Glossary
Prompt Win Rate
Binary per prompt: did we satisfy the rule (win) or not?
Complements LLM-Score by highlighting which intents still fail.
Definition
Prompt Win Rate counts how many prompts in a fixed prompt pack pass a clear success criterion after models answer. The criterion can be “brand mentioned correctly”, “no hallucinated price”, “included in top-3 alternatives”, etc. Unlike a blended 0–100 score, win rate is easy to explain to stakeholders: “we won 37 of 50 category prompts this week.”
Win-rate diagnostic table
| Intent cluster | Win rate | Common fail pattern |
|---|---|---|
| Commercial | 58% | Missing brand in shortlist |
| Comparison | 47% | Wrong competitor mapping |
| Support/troubleshooting | 73% | Outdated setup steps |
Focus first on low-win, high-revenue clusters.
How it's computed
For each prompt × model pair, run the answer through automated checks (regex + NER + classifier) and optional human review for edge cases. Win rate = wins ÷ eligible prompts. Eligibility rules exclude prompts that are out-of-scope or blocked by safety filters so the denominator stays meaningful.
Example math
Eligible prompts = 48
Wins = 31
Prompt Win Rate = 31 / 48 = 64.6%
How it works in practice
How teams use it
- Sprint retros — compare win rate before/after publishing new FAQ blocks.
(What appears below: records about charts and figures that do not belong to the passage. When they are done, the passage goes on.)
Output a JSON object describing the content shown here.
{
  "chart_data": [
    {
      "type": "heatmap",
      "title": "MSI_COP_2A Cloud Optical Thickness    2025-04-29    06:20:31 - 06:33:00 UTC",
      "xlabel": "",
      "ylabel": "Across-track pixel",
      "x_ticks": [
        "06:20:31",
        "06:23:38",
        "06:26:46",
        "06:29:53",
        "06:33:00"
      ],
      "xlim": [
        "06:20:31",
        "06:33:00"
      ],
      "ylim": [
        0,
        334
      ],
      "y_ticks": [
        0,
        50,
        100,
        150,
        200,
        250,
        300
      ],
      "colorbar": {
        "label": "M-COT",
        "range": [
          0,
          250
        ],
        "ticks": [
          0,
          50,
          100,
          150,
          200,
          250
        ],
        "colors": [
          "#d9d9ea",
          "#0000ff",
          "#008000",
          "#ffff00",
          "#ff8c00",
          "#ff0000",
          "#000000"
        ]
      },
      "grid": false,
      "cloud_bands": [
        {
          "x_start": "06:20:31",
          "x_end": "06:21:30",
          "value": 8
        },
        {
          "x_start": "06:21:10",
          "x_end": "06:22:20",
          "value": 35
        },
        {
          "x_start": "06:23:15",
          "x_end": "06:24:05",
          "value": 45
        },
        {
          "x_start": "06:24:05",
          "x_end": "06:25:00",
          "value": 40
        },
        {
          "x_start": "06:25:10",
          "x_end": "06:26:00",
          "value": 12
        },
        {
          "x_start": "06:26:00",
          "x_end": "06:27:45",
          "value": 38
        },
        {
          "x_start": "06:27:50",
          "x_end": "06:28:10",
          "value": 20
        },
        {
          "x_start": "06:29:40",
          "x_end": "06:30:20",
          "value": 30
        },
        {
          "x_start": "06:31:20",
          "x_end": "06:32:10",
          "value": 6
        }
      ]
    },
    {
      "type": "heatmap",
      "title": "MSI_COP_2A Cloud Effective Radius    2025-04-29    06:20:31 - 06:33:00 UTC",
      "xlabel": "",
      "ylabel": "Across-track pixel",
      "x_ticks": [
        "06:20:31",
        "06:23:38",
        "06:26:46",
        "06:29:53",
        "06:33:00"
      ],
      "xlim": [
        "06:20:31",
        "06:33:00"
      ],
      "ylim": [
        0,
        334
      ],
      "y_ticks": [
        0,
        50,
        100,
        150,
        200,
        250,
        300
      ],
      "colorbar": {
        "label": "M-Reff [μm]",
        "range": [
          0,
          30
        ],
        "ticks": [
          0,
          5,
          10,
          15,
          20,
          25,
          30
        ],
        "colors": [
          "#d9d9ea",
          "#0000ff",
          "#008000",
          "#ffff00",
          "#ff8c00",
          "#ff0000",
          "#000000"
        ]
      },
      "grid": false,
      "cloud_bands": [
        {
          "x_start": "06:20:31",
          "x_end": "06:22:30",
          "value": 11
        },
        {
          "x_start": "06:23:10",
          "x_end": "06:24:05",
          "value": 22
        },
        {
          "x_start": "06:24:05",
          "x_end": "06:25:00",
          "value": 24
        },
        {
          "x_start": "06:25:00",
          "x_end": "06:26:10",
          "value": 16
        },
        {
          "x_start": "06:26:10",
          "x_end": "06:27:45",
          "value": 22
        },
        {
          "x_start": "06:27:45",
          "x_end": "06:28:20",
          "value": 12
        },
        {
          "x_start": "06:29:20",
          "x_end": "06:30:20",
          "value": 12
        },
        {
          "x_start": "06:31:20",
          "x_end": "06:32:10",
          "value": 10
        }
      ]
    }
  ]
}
- Model triage — if ChatGPT wins but YandexGPT fails, invest in regional sources.
- Pair with fanout — compute win rate across fanout queries to ensure wins are not fragile wording luck.
Rule design tips
- Keep each win rule binary and auditable.
- Avoid vague criteria like “good answer”.
- Tie rule sets to business outcomes (e.g., accurate pricing, clear recommendation).
How to read it
A high win rate with toxic sentiment still needs content fixes — always read the underlying quotes next to the percentage.
2-week improvement sprint
- Define 3 explicit win rules per intent cluster.
- Review top 20 failed prompts manually.
- Group failures by root cause.
- Ship fixes to source content.
- Re-run and track cluster-level movement.
Practical reference bands
| Prompt Win Rate | Reading |
|---|---|
| <45% | weak positioning or factual instability |
| 45-65% | mixed quality, clear optimization path |
| 65-80% | strong operational performance |
| 80%+ | category-leading consistency |
Interpret with model coverage and pack stability; raw percentages alone can mislead.
When reporting to executives, pair win rate with two representative failed prompts to keep the KPI grounded.
When to use
- When leadership wants a KPI simpler than LLM-Score.
- When you track compliance-style prompts (claims, medical, finance).
- When agencies report weekly progress on a fixed test deck.